I love Vermont road names. They’re often so direct– there’s usually a lime kiln on Lime Kiln Road, and the Goshen-Ripton Road will take you (depending on direction) to Goshen or Ripton. The usual statistic for road name analysis (if there is such a thing) is the most common road name in a state, i.e. “75% of towns in Vermont have a Main St”. That’s an interesting stat, but I wanted to take it a step further.

Instead of tallying statewide totals, I wanted to see what the most common road name word was in each town. I queried the E911 roads database to get a list of roads for each town, then split them up into their component words. States Prison Hollow Rd would become three words– ‘States’, ‘Prison’ and ‘Hollow’. I then counted the occurrence of each word by town.

It’s always interesting to use GIS data in an unconventional way. Instead of actually mapping the road segments, I’m just using the DBF table as a database. The only geographically relevant information is that each road is associated with a town. It requires a little bit of grouping by road name and town to get individual combinations given the multiple segments each road has in GIS, but it’s much easier than asking VTrans for an official list. The code is here on GitHub– lots of python and sqlite: https://github.com/mappingvermont/vt-road-names

After tallying these stats by town, I joined them to town boundaries and mapped it.

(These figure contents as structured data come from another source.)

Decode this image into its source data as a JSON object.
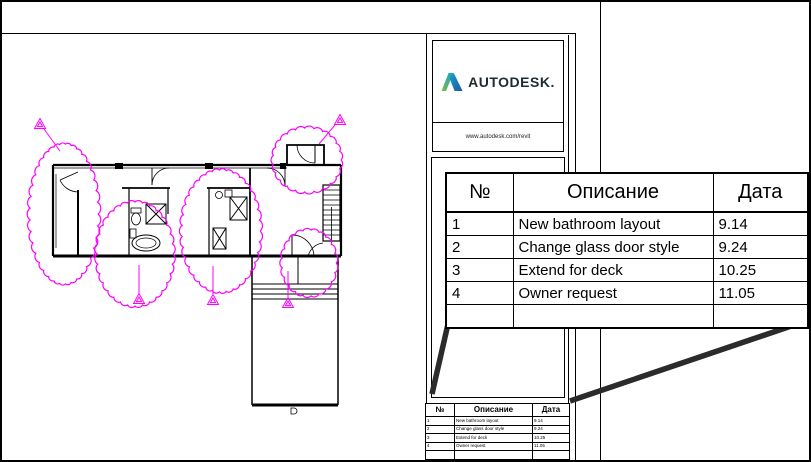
{
  "brand": {
    "name": "AUTODESK.",
    "url": "www.autodesk.com/revit"
  },
  "rev": {
    "headers": {
      "num": "№",
      "desc": "Описание",
      "date": "Дата"
    },
    "rows": [
      {
        "num": "1",
        "desc": "New bathroom layout",
        "date": "9.14"
      },
      {
        "num": "2",
        "desc": "Change glass door style",
        "date": "9.24"
      },
      {
        "num": "3",
        "desc": "Extend for deck",
        "date": "10.25"
      },
      {
        "num": "4",
        "desc": "Owner request",
        "date": "11.05"
      },
      {
        "num": "",
        "desc": "",
        "date": ""
      }
    ]
  },
  "colors": {
    "revision_cloud": "#FF00FF",
    "leader_line": "#2b2b2b",
    "logo_text": "#1e2b33",
    "logo_green": "#7AC143",
    "logo_teal": "#14A0CE",
    "logo_blue": "#2157A0"
  }
}
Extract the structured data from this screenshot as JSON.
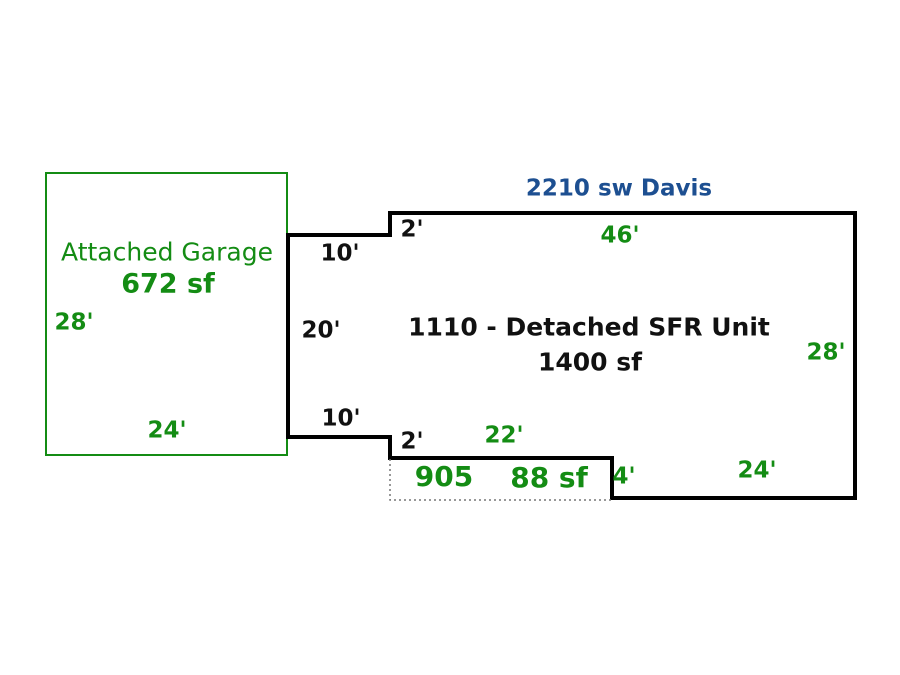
{
  "sketch": {
    "address": "2210 sw Davis",
    "garage": {
      "label": "Attached Garage",
      "area": "672 sf",
      "dim_left": "28'",
      "dim_bottom": "24'"
    },
    "unit": {
      "label": "1110 - Detached SFR Unit",
      "area": "1400 sf",
      "dim_step_top": "2'",
      "dim_top": "46'",
      "dim_right": "28'",
      "dim_left_upper": "10'",
      "dim_left_mid": "20'",
      "dim_left_lower": "10'",
      "dim_step_bottom": "2'",
      "dim_bottom_right": "24'"
    },
    "porch": {
      "code": "905",
      "area": "88 sf",
      "dim_top": "22'",
      "dim_right": "4'"
    },
    "colors": {
      "green": "#148C14",
      "blue": "#1D4F91",
      "ink": "#111111",
      "outline": "#000000",
      "dotted": "#777777"
    }
  }
}
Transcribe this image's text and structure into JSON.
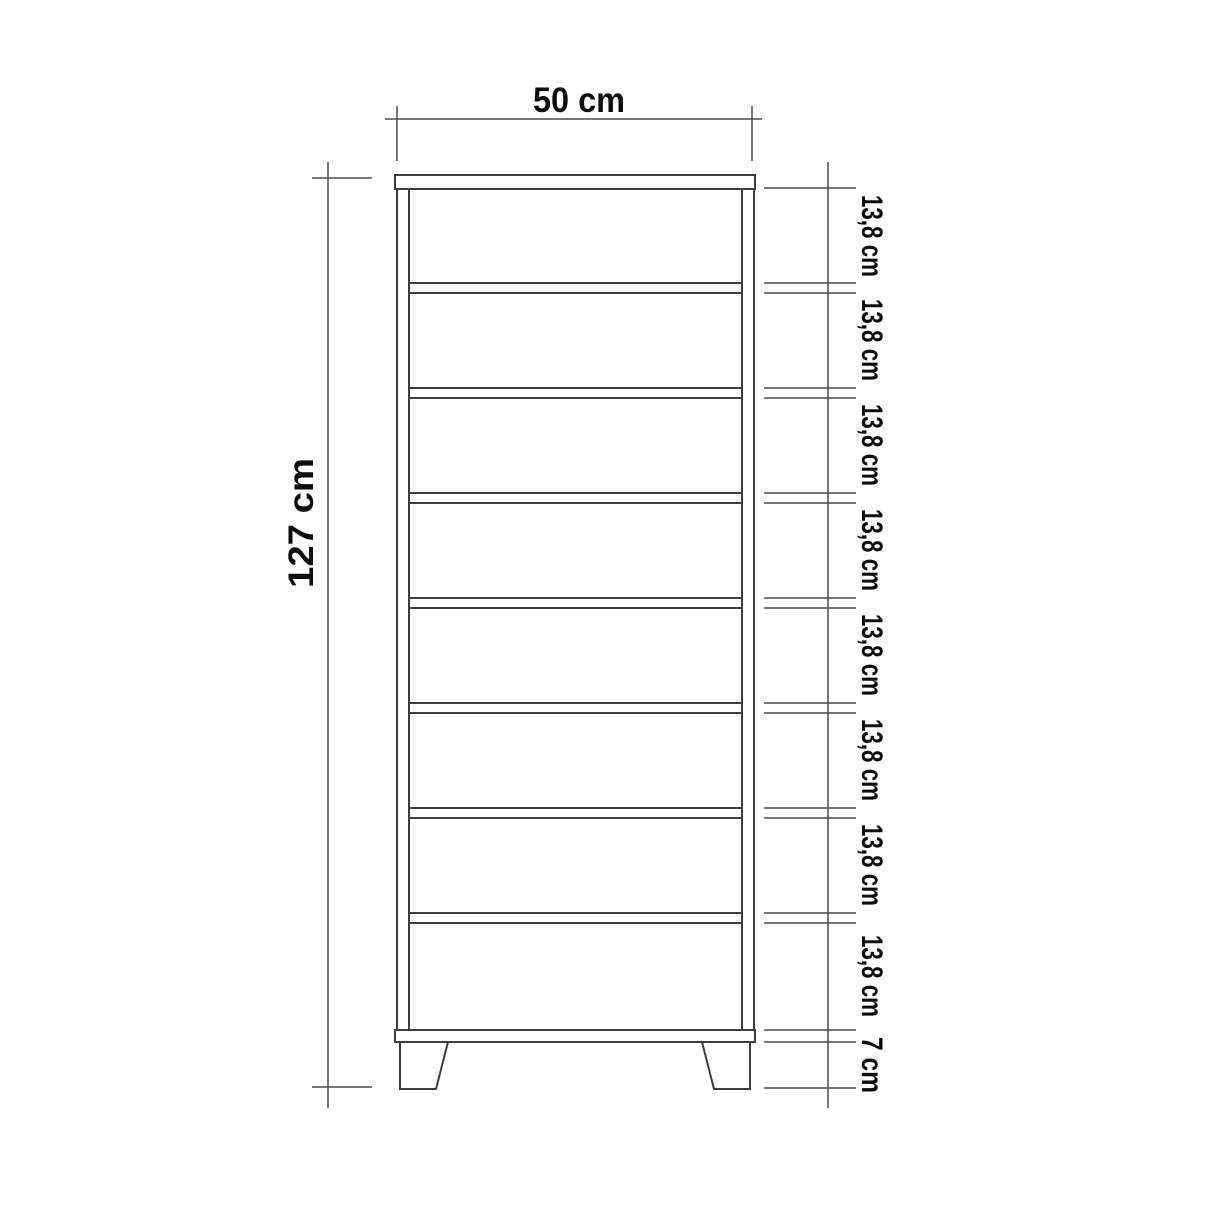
{
  "diagram": {
    "subject": "cabinet-front-elevation-dimension-drawing",
    "background_color": "#ffffff",
    "line_color": "#3d3d3d",
    "dimension_line_color": "#4a4a4a",
    "text_color": "#0d0d0d",
    "top_dimension": {
      "label": "50 cm",
      "value_cm": 50
    },
    "left_dimension": {
      "label": "127 cm",
      "value_cm": 127
    },
    "right_segments": [
      {
        "label": "13,8 cm"
      },
      {
        "label": "13,8 cm"
      },
      {
        "label": "13,8 cm"
      },
      {
        "label": "13,8 cm"
      },
      {
        "label": "13,8 cm"
      },
      {
        "label": "13,8 cm"
      },
      {
        "label": "13,8 cm"
      },
      {
        "label": "13,8 cm"
      },
      {
        "label": "7 cm"
      }
    ],
    "measurements": {
      "width_cm": 50,
      "height_cm": 127,
      "compartment_count": 8,
      "compartment_height_label": "13,8 cm",
      "leg_height_label": "7 cm"
    }
  }
}
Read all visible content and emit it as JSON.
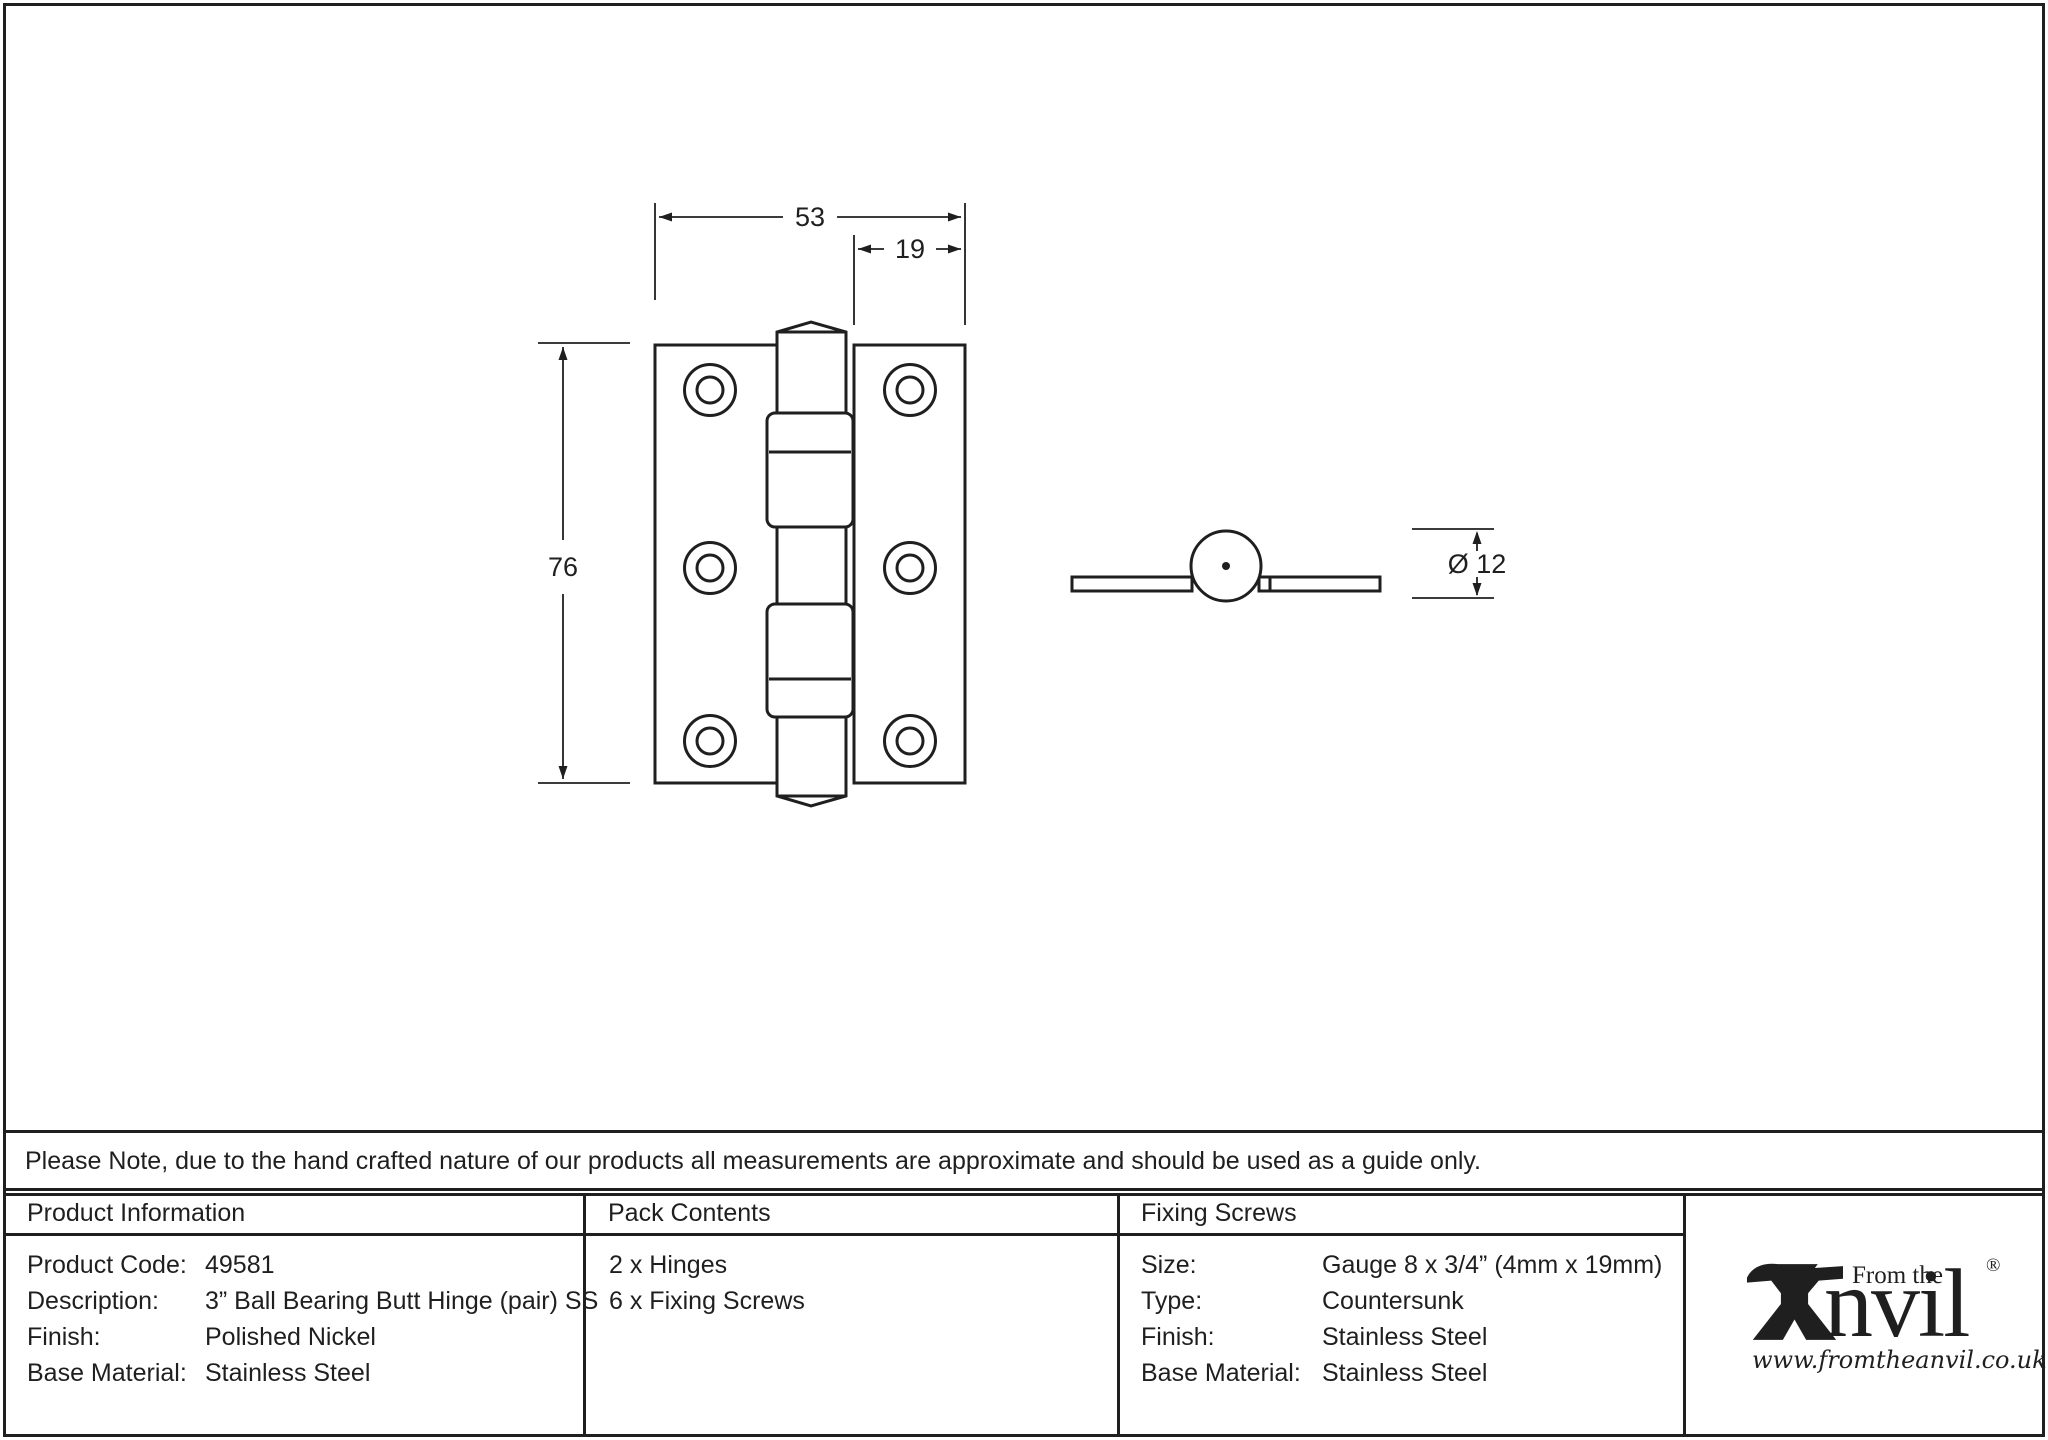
{
  "note": "Please Note, due to the hand crafted nature of our products all measurements are approximate and should be used as a guide only.",
  "drawing": {
    "dim_overall_width": "53",
    "dim_leaf_width": "19",
    "dim_height": "76",
    "dim_knuckle_diameter": "Ø 12"
  },
  "table": {
    "product_information": {
      "header": "Product Information",
      "rows": [
        {
          "label": "Product Code:",
          "value": "49581"
        },
        {
          "label": "Description:",
          "value": "3” Ball Bearing Butt Hinge (pair) SS"
        },
        {
          "label": "Finish:",
          "value": "Polished Nickel"
        },
        {
          "label": "Base Material:",
          "value": "Stainless Steel"
        }
      ]
    },
    "pack_contents": {
      "header": "Pack Contents",
      "items": [
        "2 x Hinges",
        "6 x Fixing Screws"
      ]
    },
    "fixing_screws": {
      "header": "Fixing Screws",
      "rows": [
        {
          "label": "Size:",
          "value": "Gauge 8 x 3/4” (4mm x 19mm)"
        },
        {
          "label": "Type:",
          "value": "Countersunk"
        },
        {
          "label": "Finish:",
          "value": "Stainless Steel"
        },
        {
          "label": "Base Material:",
          "value": "Stainless Steel"
        }
      ]
    }
  },
  "logo": {
    "tagline": "From the",
    "brand_suffix": "nvil",
    "registered_mark": "®",
    "url": "www.fromtheanvil.co.uk"
  },
  "colors": {
    "ink": "#1f1f1f",
    "paper": "#ffffff"
  }
}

Fun stuff! Such classic Vermont road names– lots of Hill, Brook, Old, and Hollow. I love that nearly all the towns in the center of the state have Hill as their most common word, with the occasional Brook thrown in for good measure. There aren’t as many hills in the Champlain Valley, of course, so the most common word varies – some Bay, Shore, and Point suggest proximity to the lake.

My favorite result is the concentration of ‘Farm’ roads in South Burlington, Shelburne and Charlotte. Certainly these were all farming communities once, but something tells me that a lot of these names came after the farms had been converted into developments . . . at least if they’re anything like Brand Farm Dr in South Burlington anyway.